In 2025, the talks over Ambalat once again resurfaced thanks to the clashes along the Thailand and Cambodia border. As such, there was a concern that Malaysia and Indonesia might follow the same approach, though PM Anwar publicly stated that this is not the case. Anwar confirmed that he had raised the issue directly with Indonesian President Prabowo Subianto, confirming that discussions would continue under international law, including UNCLOS.

The Nunukan villages

Early in 2026, public attention reverted back to the three villages in Indonesia’s Nunukan regency: Kabungalor, Lipaga and Tetagas, Antara News reports. Indonesian officials had stated that these villages were now recorded as falling within Malaysian territory following agreements reached at a bilateral meeting in February 2025. They added that Indonesia would, in turn, receive 5,207 hectares of land for border infrastructure and a planned free-trade zone.

These remarks triggered widespread concern on Indonesian social media, with claims circulating that the territory had been abruptly “lost.” Indonesian authorities moved quickly to calm public anxiety, stressing that the boundary process had unfolded over many years and that no sudden changes had taken place.

But Anwar, responding to the uproar, addressed Malaysia’s Parliament in a special briefing to reject allegations that Kuala Lumpur had agreed to hand over land to Indonesia, The Independent SG reports. He described reports suggesting a 5,200-hectare transfer as false and misleading.

According to Anwar, border disputes should not be settled through compensation or land swaps. Instead, every metre is negotiated strictly within existing legal frameworks. He urged lawmakers not to politicise the issue, warning that distorted narratives risk undermining long-standing bilateral relations and public trust.

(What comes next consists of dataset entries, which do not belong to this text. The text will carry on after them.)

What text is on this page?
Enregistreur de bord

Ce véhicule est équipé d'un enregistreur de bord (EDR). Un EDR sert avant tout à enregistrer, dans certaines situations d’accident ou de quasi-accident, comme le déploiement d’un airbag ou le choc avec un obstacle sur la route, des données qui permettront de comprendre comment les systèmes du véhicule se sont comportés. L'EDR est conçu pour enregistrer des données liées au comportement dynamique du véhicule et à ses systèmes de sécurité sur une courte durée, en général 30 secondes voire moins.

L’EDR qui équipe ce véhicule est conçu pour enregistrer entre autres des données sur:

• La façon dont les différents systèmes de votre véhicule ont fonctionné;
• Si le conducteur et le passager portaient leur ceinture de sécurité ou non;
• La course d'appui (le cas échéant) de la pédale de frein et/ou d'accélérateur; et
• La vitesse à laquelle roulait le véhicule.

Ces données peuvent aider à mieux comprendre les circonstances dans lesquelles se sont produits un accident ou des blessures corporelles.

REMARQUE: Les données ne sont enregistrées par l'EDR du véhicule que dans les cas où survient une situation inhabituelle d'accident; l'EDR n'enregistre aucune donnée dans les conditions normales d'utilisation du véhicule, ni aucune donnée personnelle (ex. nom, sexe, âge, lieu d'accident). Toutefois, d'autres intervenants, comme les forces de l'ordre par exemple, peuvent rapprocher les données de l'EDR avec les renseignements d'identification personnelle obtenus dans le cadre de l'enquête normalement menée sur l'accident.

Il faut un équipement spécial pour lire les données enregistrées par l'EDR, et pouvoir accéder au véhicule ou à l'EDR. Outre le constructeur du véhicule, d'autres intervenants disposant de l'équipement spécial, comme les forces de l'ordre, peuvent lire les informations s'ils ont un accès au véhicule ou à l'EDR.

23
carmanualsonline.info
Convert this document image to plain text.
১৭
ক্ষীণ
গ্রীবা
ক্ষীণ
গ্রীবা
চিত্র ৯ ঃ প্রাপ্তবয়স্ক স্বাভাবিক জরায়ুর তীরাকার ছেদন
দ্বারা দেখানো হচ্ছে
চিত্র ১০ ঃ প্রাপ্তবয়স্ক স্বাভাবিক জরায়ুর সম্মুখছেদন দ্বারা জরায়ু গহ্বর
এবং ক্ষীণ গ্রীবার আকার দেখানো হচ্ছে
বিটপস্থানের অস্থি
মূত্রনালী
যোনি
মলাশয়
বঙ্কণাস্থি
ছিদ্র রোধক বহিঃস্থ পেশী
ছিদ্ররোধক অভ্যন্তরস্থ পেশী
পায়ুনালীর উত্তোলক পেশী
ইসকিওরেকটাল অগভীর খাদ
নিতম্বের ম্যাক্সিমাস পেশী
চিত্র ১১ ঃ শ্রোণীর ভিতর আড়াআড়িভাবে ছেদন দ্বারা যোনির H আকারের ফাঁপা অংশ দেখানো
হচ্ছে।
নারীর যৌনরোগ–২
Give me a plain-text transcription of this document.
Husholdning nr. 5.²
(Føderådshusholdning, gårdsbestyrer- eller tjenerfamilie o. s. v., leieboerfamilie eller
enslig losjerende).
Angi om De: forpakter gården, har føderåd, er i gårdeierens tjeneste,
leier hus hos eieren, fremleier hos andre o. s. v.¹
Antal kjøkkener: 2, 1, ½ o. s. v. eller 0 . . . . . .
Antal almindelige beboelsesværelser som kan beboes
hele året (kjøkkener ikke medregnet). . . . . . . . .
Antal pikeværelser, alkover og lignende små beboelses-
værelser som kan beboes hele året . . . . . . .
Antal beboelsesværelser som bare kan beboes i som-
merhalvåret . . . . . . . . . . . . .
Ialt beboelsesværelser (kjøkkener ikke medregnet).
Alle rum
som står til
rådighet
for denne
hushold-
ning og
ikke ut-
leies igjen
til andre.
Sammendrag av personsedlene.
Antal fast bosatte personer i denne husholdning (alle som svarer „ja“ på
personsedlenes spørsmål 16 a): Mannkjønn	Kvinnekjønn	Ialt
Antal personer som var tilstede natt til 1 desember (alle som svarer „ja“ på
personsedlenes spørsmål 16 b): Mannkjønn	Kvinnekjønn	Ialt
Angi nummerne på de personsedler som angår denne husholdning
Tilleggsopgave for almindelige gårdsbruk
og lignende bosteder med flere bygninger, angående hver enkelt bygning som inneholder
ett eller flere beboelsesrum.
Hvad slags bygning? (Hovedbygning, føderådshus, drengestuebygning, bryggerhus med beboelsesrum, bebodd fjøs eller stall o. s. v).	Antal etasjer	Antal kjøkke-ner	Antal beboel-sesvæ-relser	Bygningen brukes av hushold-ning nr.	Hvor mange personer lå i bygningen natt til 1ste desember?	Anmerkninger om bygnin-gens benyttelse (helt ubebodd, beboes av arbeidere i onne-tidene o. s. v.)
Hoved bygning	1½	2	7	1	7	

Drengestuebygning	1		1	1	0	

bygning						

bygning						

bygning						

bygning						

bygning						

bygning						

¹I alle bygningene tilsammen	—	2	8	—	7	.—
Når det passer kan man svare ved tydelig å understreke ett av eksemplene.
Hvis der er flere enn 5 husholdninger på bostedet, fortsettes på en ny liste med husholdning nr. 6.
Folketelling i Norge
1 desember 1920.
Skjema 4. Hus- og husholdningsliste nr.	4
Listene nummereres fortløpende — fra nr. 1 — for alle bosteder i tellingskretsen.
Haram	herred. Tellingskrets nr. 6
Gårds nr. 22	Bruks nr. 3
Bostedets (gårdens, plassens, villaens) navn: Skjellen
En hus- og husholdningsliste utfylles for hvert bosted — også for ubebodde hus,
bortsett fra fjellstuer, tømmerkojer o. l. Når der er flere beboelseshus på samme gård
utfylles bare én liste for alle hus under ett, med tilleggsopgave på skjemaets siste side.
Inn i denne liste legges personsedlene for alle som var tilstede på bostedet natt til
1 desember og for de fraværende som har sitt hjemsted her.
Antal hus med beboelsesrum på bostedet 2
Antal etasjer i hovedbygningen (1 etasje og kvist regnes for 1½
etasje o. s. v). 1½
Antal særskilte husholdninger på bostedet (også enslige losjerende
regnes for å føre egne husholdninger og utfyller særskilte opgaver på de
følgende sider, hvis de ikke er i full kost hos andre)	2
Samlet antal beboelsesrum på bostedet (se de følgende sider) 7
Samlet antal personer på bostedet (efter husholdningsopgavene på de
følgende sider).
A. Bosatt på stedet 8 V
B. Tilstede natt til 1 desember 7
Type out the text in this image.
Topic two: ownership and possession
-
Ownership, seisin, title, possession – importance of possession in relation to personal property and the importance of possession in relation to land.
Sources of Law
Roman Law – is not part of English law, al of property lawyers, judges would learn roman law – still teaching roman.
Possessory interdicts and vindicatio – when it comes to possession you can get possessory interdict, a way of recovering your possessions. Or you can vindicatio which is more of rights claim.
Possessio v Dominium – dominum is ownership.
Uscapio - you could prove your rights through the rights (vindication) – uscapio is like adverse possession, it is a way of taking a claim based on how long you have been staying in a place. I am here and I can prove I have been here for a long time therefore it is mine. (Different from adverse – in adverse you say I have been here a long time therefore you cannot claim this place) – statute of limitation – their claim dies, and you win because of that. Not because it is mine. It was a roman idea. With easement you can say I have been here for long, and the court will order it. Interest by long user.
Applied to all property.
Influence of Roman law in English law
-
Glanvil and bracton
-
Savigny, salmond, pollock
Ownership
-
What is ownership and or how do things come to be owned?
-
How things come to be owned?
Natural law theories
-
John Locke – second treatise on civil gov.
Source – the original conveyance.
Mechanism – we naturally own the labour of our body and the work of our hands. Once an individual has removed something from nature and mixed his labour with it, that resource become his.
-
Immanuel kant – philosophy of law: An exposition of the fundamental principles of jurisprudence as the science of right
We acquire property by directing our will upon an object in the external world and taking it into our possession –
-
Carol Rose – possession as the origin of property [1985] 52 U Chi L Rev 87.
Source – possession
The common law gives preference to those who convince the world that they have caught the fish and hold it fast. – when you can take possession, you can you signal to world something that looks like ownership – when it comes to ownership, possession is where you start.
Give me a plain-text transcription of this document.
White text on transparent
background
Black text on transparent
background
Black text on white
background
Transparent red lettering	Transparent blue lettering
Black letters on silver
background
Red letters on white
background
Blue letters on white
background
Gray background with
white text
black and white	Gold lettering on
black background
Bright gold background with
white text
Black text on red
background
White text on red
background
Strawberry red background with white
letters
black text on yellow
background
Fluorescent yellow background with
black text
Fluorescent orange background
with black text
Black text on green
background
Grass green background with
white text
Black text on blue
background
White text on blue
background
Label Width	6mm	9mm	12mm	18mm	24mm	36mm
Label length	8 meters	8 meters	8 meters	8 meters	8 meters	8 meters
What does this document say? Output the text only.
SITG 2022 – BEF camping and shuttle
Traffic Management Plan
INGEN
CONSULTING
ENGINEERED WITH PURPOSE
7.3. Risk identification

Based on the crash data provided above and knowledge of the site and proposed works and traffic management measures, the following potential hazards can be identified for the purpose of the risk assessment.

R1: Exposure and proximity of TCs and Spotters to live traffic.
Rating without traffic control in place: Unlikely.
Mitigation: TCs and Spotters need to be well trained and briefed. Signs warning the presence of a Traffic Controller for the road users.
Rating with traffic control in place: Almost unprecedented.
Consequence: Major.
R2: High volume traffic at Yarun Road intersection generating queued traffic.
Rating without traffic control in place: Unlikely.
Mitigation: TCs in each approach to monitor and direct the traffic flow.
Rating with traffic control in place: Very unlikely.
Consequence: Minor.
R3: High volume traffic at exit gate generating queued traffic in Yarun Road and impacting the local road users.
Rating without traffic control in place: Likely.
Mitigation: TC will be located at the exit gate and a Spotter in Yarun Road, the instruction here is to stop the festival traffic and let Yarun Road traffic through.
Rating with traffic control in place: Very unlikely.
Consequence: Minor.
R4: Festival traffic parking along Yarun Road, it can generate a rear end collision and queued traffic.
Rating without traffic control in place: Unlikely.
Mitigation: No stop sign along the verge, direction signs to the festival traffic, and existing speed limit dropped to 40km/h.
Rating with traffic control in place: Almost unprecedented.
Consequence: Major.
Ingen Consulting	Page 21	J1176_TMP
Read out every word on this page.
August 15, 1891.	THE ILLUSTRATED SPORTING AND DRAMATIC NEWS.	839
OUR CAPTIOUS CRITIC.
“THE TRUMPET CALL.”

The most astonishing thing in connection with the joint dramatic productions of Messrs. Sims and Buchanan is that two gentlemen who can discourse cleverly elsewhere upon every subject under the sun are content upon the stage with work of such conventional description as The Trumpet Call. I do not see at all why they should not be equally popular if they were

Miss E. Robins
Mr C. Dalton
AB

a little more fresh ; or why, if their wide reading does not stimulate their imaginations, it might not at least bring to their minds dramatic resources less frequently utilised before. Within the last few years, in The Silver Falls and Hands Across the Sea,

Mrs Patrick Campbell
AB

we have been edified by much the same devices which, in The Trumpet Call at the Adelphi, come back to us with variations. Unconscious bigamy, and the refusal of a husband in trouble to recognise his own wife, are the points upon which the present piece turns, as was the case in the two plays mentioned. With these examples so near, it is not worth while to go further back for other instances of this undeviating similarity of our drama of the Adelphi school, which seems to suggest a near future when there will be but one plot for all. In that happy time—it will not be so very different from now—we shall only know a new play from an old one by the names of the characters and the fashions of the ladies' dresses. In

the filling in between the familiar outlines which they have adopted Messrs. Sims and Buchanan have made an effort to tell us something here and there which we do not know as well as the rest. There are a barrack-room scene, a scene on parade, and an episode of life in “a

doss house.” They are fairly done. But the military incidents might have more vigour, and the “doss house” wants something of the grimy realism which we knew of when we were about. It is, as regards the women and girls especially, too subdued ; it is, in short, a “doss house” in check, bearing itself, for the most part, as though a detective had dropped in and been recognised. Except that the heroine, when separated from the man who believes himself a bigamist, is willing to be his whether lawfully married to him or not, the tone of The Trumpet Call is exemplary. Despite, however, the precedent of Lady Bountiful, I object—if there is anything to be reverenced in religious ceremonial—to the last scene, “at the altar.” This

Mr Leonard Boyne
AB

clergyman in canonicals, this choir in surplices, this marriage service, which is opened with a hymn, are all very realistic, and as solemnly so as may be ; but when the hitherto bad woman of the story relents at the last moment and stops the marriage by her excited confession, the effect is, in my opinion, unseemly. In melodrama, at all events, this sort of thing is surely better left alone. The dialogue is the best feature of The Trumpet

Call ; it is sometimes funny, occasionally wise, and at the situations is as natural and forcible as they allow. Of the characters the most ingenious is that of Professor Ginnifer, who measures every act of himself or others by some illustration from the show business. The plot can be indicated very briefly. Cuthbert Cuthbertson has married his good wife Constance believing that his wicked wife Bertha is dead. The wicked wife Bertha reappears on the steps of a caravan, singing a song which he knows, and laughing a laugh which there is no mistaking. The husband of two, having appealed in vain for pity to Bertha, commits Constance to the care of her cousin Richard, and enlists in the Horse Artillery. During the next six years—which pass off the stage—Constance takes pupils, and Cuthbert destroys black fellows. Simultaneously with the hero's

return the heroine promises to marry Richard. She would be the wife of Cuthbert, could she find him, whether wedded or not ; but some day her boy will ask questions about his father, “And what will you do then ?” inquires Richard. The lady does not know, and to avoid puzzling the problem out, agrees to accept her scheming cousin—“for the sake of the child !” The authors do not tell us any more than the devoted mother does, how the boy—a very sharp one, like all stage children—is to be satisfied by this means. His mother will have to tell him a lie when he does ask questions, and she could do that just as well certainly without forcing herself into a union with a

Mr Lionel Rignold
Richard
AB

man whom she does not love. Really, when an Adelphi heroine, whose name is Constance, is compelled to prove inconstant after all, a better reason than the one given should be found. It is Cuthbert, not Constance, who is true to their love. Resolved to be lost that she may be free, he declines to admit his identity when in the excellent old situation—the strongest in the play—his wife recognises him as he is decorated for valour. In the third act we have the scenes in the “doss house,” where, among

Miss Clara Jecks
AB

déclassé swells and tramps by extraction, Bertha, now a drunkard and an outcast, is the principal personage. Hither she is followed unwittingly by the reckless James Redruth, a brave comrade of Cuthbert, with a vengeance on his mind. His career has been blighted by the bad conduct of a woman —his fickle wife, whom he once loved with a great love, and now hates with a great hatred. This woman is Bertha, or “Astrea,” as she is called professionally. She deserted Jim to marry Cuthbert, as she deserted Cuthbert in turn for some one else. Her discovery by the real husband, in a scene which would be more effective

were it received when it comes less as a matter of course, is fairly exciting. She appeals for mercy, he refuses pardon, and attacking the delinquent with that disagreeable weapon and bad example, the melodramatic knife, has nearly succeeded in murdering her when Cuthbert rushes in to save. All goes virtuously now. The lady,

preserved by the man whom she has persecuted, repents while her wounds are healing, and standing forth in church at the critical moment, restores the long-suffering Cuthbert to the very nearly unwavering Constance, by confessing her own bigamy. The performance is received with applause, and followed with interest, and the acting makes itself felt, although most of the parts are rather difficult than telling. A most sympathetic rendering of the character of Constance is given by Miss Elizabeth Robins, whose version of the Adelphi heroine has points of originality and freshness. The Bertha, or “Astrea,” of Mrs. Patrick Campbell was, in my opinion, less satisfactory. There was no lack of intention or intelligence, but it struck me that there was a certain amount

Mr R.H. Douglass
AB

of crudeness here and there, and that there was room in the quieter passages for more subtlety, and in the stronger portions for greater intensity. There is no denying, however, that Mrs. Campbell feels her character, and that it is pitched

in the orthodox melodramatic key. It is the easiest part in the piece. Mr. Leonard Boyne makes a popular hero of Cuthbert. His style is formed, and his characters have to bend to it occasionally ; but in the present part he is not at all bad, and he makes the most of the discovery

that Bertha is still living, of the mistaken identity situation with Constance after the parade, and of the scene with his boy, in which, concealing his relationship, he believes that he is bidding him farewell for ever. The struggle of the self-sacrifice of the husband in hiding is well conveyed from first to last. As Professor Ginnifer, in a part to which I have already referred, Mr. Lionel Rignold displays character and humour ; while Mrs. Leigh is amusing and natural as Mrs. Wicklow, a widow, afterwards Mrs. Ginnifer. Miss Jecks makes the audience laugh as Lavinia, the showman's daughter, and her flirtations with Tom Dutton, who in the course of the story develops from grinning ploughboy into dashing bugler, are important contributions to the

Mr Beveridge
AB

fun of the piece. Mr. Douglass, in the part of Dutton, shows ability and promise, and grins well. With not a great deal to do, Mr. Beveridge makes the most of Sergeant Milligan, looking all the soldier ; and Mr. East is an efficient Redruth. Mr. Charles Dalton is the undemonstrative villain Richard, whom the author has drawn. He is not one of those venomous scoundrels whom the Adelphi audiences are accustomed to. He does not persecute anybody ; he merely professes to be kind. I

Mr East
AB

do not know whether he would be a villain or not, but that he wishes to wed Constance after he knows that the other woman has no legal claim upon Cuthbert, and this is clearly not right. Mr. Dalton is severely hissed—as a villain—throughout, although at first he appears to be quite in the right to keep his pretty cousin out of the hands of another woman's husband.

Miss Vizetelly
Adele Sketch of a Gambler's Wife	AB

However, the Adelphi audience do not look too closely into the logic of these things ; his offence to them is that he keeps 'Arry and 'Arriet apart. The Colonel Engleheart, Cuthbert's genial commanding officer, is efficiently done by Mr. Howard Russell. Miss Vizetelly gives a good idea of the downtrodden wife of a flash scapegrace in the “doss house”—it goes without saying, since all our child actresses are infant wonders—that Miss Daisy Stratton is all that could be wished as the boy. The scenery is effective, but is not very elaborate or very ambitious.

Indonesia opts for a review

On the Indonesian side, State Secretary Prasetyo Hadi said the government would conduct direct field inspections in the Nunukan area to gain a clearer understanding of conditions on the ground. He emphasised that any steps to be taken would involve coordination across ministries and agencies, with no rushed decisions.

Local border officials echoed this stance, denying claims that villages had been “lost” due to border changes. They clarified that recent parliamentary meetings focused on accelerating development and improving welfare in border communities, not redrawing lines. The message was consistent: the process is ongoing, methodical, and far from complete.

With all these issues unfolding, the Malaysia–Indonesia border dispute persists not because of sudden political manoeuvres, but because it sits at the intersection of colonial legacies, international law, resource competition, and domestic politics. Each flare-up reveals how easily technical negotiations can be overwhelmed by public narratives, especially in the age of social media.

While both governments continue to anchor their positions in law and diplomacy, the real challenge lies in managing perception. Public opinion can easily become a digital kangaroo court that can sway and narrate the next moves albeit prematurely. Without clearer public communication, unresolved borders risk becoming political symbols rather than legal questions, prolonging disputes that neither side truly wants to escalate.